His asking price? A case of beer and to remain anonymous.
The legendary Van Halen guitarist, who died Tuesday aged 65 after a long battle with throat cancer, recalled being contacted by music producer Quincy Jones who wanted him to help out on Jackson’s upcoming album, Thriller.
Hanging at his LA home when he received the call from Jones, Eddie said in an interview with CNN in 2012 he thought it was a prank call and hung up several times.
“I went off on him. I went, ‘What do you want, you f**king so-and-so!’,” Eddie said.
“And he goes, ‘Is this Eddie?’ I said, ‘Yeah, what the hell do you want?’ ‘This is Quincy.’ I’m thinking to myself, I don’t know anyone named Quincy. He goes, ‘Quincy Jones, man.’ I went, ‘Oh, sorry! What can I do for you?’”
Jones invited Eddie to visit the Westlake Audio studio in West Hollywood the next day where they were recording Beat It, which features a blazing 20 second guitar solo toward the end of the song.
That was all Eddie’s magic hands – though nobody knew upon its release.
“The funniest thing of all was I actually rearranged the song,” Eddie said.
“The section they wanted me to solo over was just … There were no chord changes underneath, so I had to rearrange the song.
“Then Michael came in and I said, ‘Oh, I hope you don’t mind but I changed your song.’
“And he listens and he goes, ‘No, I really like that high-fast stuff you do.’”
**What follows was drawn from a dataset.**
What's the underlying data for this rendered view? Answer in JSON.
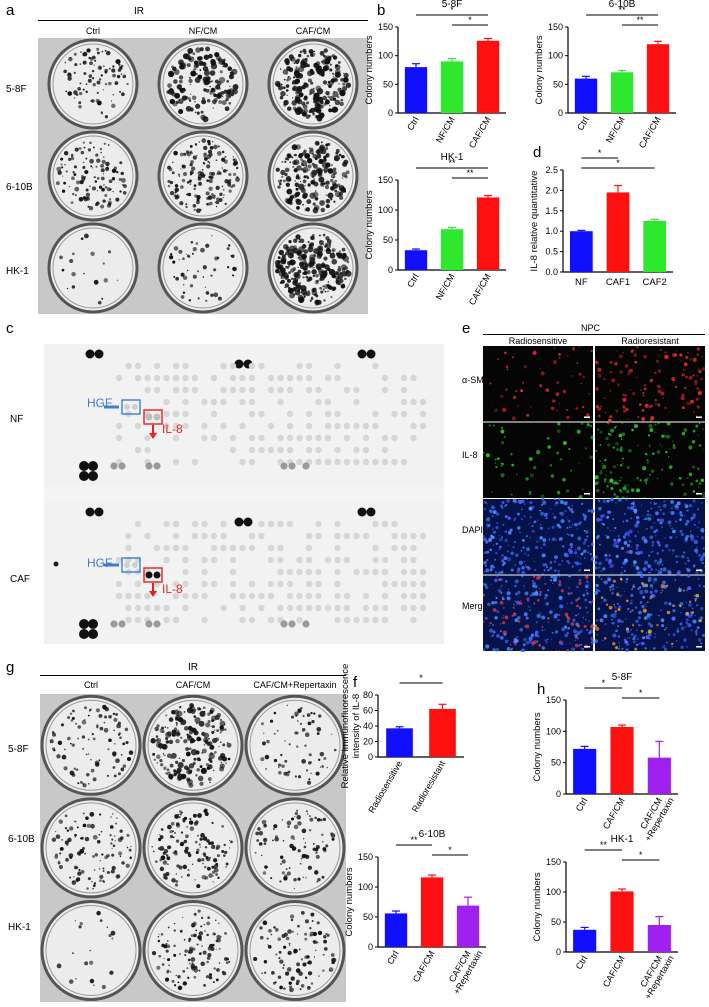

Those who have seen Van Halen’s high energy live performances will not find this hard to believe, but as Eddie was rocking out his solo in the studio the monitor speaker exploded into flames.
One of the engineers reportedly said, “This must be really good”.
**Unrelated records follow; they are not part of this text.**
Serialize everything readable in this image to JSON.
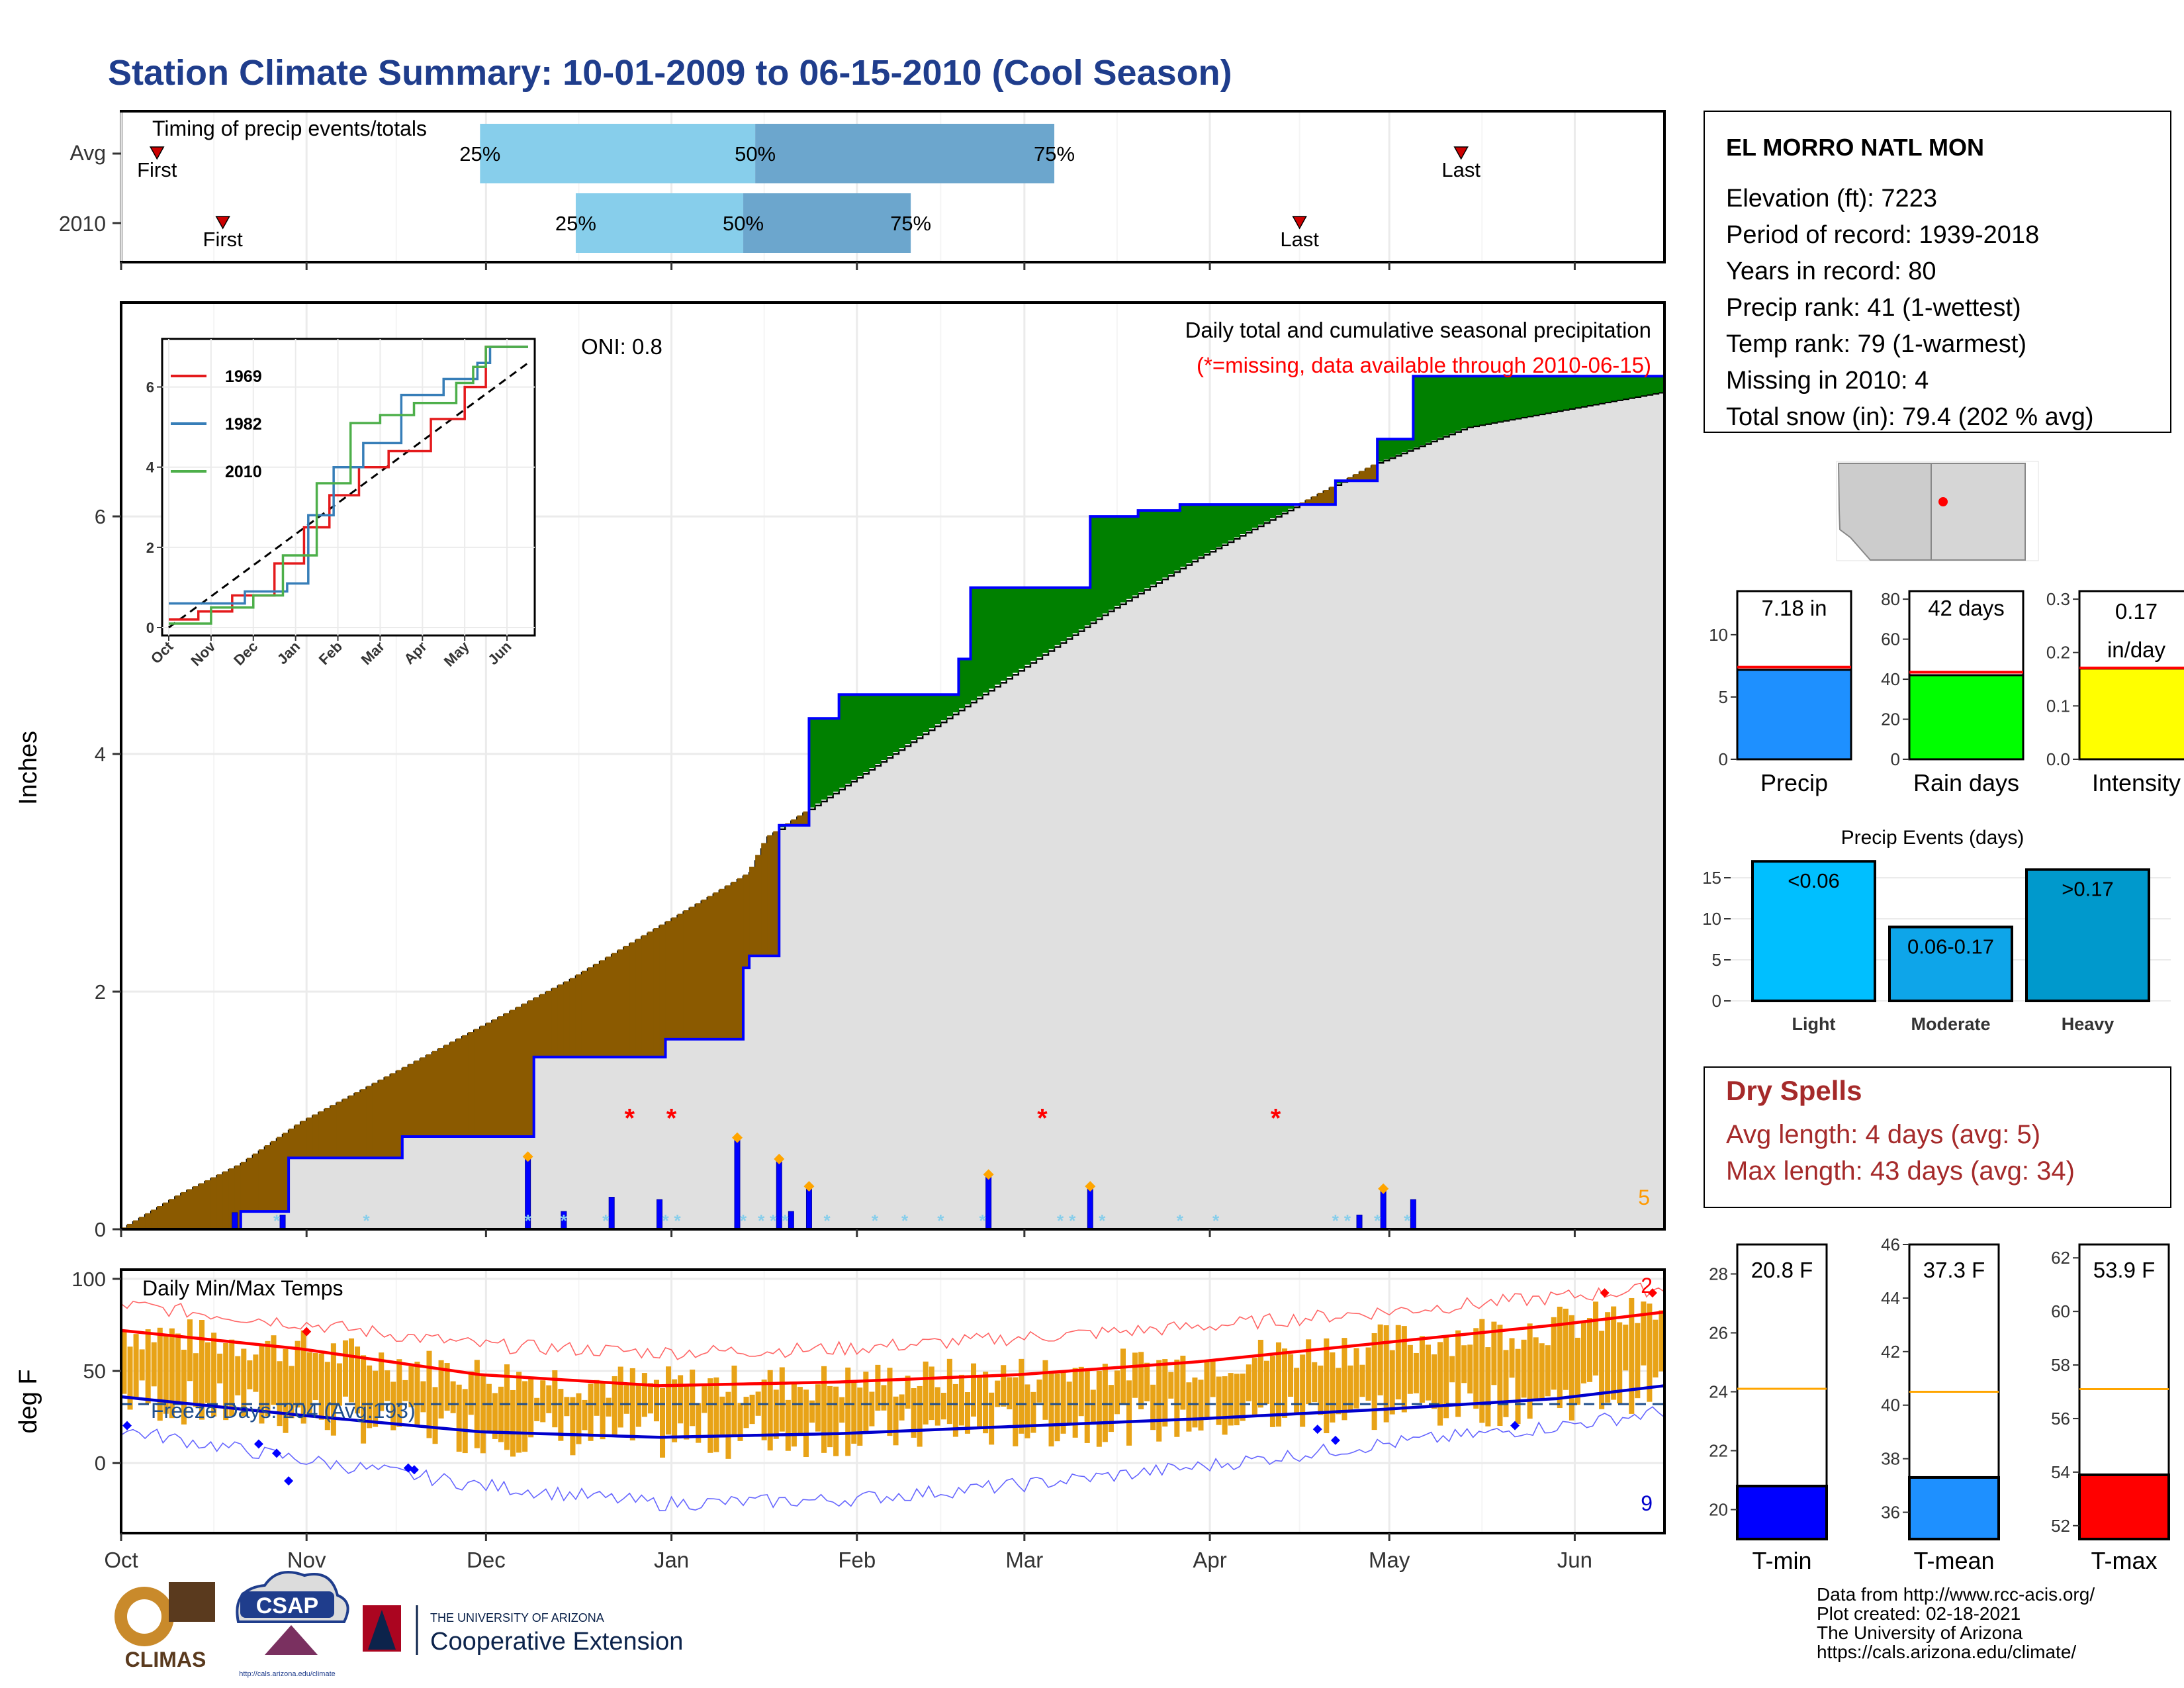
{
  "title": "Station Climate Summary: 10-01-2009 to 06-15-2010 (Cool Season)",
  "colors": {
    "title": "#1f3d8c",
    "precip_gray": "#e0e0e0",
    "deficit": "#8b5a00",
    "surplus": "#008000",
    "precip_line": "#0000ff",
    "temp_bar": "#e8a317",
    "missing": "#ff0000",
    "snow": "#87ceeb",
    "dry_spell_text": "#a52a2a"
  },
  "timing_panel": {
    "title": "Timing of precip events/totals",
    "rows": [
      {
        "label": "Avg",
        "first_label": "First",
        "last_label": "Last",
        "first_day": 6,
        "last_day": 224,
        "p25_label": "25%",
        "p50_label": "50%",
        "p75_label": "75%",
        "p25_day": 60,
        "p50_day": 106,
        "p75_day": 156
      },
      {
        "label": "2010",
        "first_label": "First",
        "last_label": "Last",
        "first_day": 17,
        "last_day": 197,
        "p25_label": "25%",
        "p50_label": "50%",
        "p75_label": "75%",
        "p25_day": 76,
        "p50_day": 104,
        "p75_day": 132
      }
    ]
  },
  "precip_panel": {
    "ylabel": "Inches",
    "y_ticks": [
      "0",
      "2",
      "4",
      "6"
    ],
    "annotation": "Daily total and cumulative seasonal precipitation",
    "missing_note": "(*=missing, data available through 2010-06-15)",
    "oni": "ONI: 0.8",
    "snow_days_count": "5",
    "inset": {
      "y_ticks": [
        "0",
        "2",
        "4",
        "6"
      ],
      "x_ticks": [
        "Oct",
        "Nov",
        "Dec",
        "Jan",
        "Feb",
        "Mar",
        "Apr",
        "May",
        "Jun"
      ],
      "legend": [
        {
          "name": "1969",
          "color": "#e41a1c"
        },
        {
          "name": "1982",
          "color": "#377eb8"
        },
        {
          "name": "2010",
          "color": "#4daf4a"
        }
      ]
    }
  },
  "temp_panel": {
    "ylabel": "deg F",
    "title": "Daily Min/Max Temps",
    "y_ticks": [
      "0",
      "50",
      "100"
    ],
    "freeze_label": "Freeze Days: 204 (Avg:193)",
    "record_high_count": "2",
    "record_low_count": "9"
  },
  "x_axis_months": [
    "Oct",
    "Nov",
    "Dec",
    "Jan",
    "Feb",
    "Mar",
    "Apr",
    "May",
    "Jun"
  ],
  "station": {
    "name": "EL MORRO NATL MON",
    "lines": [
      "Elevation (ft): 7223",
      "Period of record: 1939-2018",
      "Years in record: 80",
      "Precip rank: 41 (1-wettest)",
      "Temp rank: 79 (1-warmest)",
      "Missing in 2010: 4",
      "Total snow (in): 79.4 (202 % avg)"
    ]
  },
  "summary_bars": [
    {
      "label": "Precip",
      "value_label": "7.18 in",
      "value": 7.18,
      "avg": 7.4,
      "ymax": 13.5,
      "ticks": [
        "0",
        "5",
        "10"
      ],
      "color": "#1e90ff",
      "line": "#ff0000"
    },
    {
      "label": "Rain days",
      "value_label": "42 days",
      "value": 42,
      "avg": 43.5,
      "ymax": 84,
      "ticks": [
        "0",
        "20",
        "40",
        "60",
        "80"
      ],
      "color": "#00ff00",
      "line": "#ff0000"
    },
    {
      "label": "Intensity",
      "value_label": "0.17",
      "value_label2": "in/day",
      "value": 0.17,
      "avg": 0.171,
      "ymax": 0.315,
      "ticks": [
        "0.0",
        "0.1",
        "0.2",
        "0.3"
      ],
      "color": "#ffff00",
      "line": "#ff0000"
    }
  ],
  "precip_events": {
    "title": "Precip Events (days)",
    "y_ticks": [
      "0",
      "5",
      "10",
      "15"
    ],
    "bars": [
      {
        "category": "Light",
        "label": "<0.06",
        "value": 17,
        "color": "#00bfff"
      },
      {
        "category": "Moderate",
        "label": "0.06-0.17",
        "value": 9,
        "color": "#0ea5e9"
      },
      {
        "category": "Heavy",
        "label": ">0.17",
        "value": 16,
        "color": "#0099cc"
      }
    ]
  },
  "dry_spells": {
    "title": "Dry Spells",
    "avg": "Avg length: 4 days (avg: 5)",
    "max": "Max length: 43 days (avg: 34)"
  },
  "temp_bars": [
    {
      "label": "T-min",
      "value_label": "20.8 F",
      "value": 20.8,
      "avg": 24.1,
      "ymin": 19,
      "ymax": 29,
      "ticks": [
        "20",
        "22",
        "24",
        "26",
        "28"
      ],
      "color": "#0000ff"
    },
    {
      "label": "T-mean",
      "value_label": "37.3 F",
      "value": 37.3,
      "avg": 40.5,
      "ymin": 35,
      "ymax": 46,
      "ticks": [
        "36",
        "38",
        "40",
        "42",
        "44",
        "46"
      ],
      "color": "#1e90ff"
    },
    {
      "label": "T-max",
      "value_label": "53.9 F",
      "value": 53.9,
      "avg": 57.1,
      "ymin": 51.5,
      "ymax": 62.5,
      "ticks": [
        "52",
        "54",
        "56",
        "58",
        "60",
        "62"
      ],
      "color": "#ff0000"
    }
  ],
  "footer": {
    "credits": [
      "Data from http://www.rcc-acis.org/",
      "Plot created: 02-18-2021",
      "The University of Arizona",
      "https://cals.arizona.edu/climate/"
    ],
    "logos": {
      "climas": "CLIMAS",
      "csap": "CSAP",
      "csap_url": "http://cals.arizona.edu/climate",
      "ua_small": "THE UNIVERSITY OF ARIZONA",
      "ua_big": "Cooperative Extension"
    }
  },
  "chart_data": [
    {
      "type": "area",
      "title": "Daily total and cumulative seasonal precipitation",
      "ylabel": "Inches",
      "ylim": [
        0,
        7.8
      ],
      "x_range": [
        "2009-10-01",
        "2010-06-15"
      ],
      "series": [
        {
          "name": "cumulative average (gray)",
          "x_days": [
            0,
            10,
            20,
            30,
            45,
            60,
            75,
            90,
            105,
            108,
            120,
            135,
            150,
            165,
            180,
            195,
            210,
            225,
            258
          ],
          "values": [
            0,
            0.3,
            0.55,
            0.9,
            1.3,
            1.7,
            2.1,
            2.55,
            3.0,
            3.3,
            3.7,
            4.2,
            4.7,
            5.2,
            5.65,
            6.05,
            6.45,
            6.75,
            7.05
          ]
        },
        {
          "name": "cumulative 2010 (blue)",
          "x_days": [
            0,
            19,
            20,
            27,
            28,
            45,
            46,
            47,
            68,
            69,
            90,
            91,
            103,
            104,
            105,
            108,
            110,
            115,
            120,
            140,
            142,
            160,
            162,
            170,
            177,
            202,
            203,
            209,
            210,
            213,
            216,
            258
          ],
          "values": [
            0,
            0,
            0.15,
            0.15,
            0.6,
            0.6,
            0.6,
            0.78,
            0.78,
            1.45,
            1.45,
            1.6,
            1.6,
            2.2,
            2.3,
            2.3,
            3.4,
            4.3,
            4.5,
            4.8,
            5.4,
            5.4,
            6.0,
            6.05,
            6.1,
            6.1,
            6.3,
            6.3,
            6.65,
            6.65,
            7.18,
            7.18
          ]
        },
        {
          "name": "daily precip",
          "x_days": [
            19,
            27,
            68,
            74,
            82,
            90,
            103,
            110,
            112,
            115,
            145,
            162,
            207,
            211,
            216
          ],
          "values": [
            0.14,
            0.12,
            0.6,
            0.15,
            0.27,
            0.25,
            0.76,
            0.58,
            0.15,
            0.35,
            0.45,
            0.35,
            0.12,
            0.33,
            0.25
          ]
        }
      ],
      "missing_days": [
        85,
        92,
        154,
        193
      ]
    },
    {
      "type": "line",
      "title": "Daily Min/Max Temps",
      "ylabel": "deg F",
      "ylim": [
        -38,
        105
      ],
      "x_range": [
        "2009-10-01",
        "2010-06-15"
      ],
      "series": [
        {
          "name": "avg max",
          "x_days": [
            0,
            30,
            60,
            90,
            120,
            150,
            180,
            210,
            240,
            258
          ],
          "values": [
            72,
            62,
            48,
            42,
            44,
            48,
            55,
            65,
            75,
            82
          ]
        },
        {
          "name": "avg min",
          "x_days": [
            0,
            30,
            60,
            90,
            120,
            150,
            180,
            210,
            240,
            258
          ],
          "values": [
            36,
            26,
            17,
            14,
            16,
            20,
            24,
            29,
            35,
            42
          ]
        },
        {
          "name": "record max",
          "x_days": [
            0,
            30,
            60,
            90,
            120,
            150,
            180,
            210,
            240,
            258
          ],
          "values": [
            86,
            76,
            64,
            60,
            62,
            68,
            74,
            82,
            90,
            95
          ]
        },
        {
          "name": "record min",
          "x_days": [
            0,
            30,
            60,
            90,
            120,
            150,
            180,
            210,
            240,
            258
          ],
          "values": [
            18,
            2,
            -12,
            -22,
            -20,
            -12,
            -2,
            10,
            20,
            28
          ]
        }
      ],
      "freeze_line": 32
    }
  ]
}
Beat It peaked at number one on the Billboard Hot 100, staying there for three weeks and was certified five-times platinum with more than seven million copies sold worldwide – making it one of the best-selling singles of all time.
Eddie’s solo was also considered one of the greatest guitar solos ever.
Despite this, he remained uncredited so as not to upset his Van Halen bandmates.
But the cat was let out of the bag not too long after, with Thriller thwarting Van Halen’s album 1984 from making number one.
When asked how he explained to his bandmates why he did the sneaky solo project, Eddie said, “I just said, ‘You know, busted! Dave, you were out of the country! Al, you weren’t around!’ I couldn’t call anyone and ask for permission.”
Eddie also told a funny story about how he first told people it was him recording the solo, when he was at the iconic music store Tower Records in Los Angeles.
“I was buying something, and Beat It was playing over the store sound system,” he said.
“The solo comes on, and I hear these kids in front of me going, ‘Listen to this guy trying to sound like Eddie Van Halen.’ I tapped him on the shoulder and said, ‘That is me!’
“That was hilarious.”
The legendary guitarist and co-founder of Van Halen lost his lengthy battle with the illness on Tuesday at St John’s Hospital in Santa Monica, California.
TMZ reports his wife of 11 years, Janie, was by his side, as well as his brother and Van Halen drummer Alex, and son, Wolfgang.
Doctors reportedly discovered his throat cancer had moved to his brain and other organs in the last week.
Wolfgang, 29, who is the bassist for Van Halen, announced the news on social media, saying Eddie was the “best father I could ever ask for”.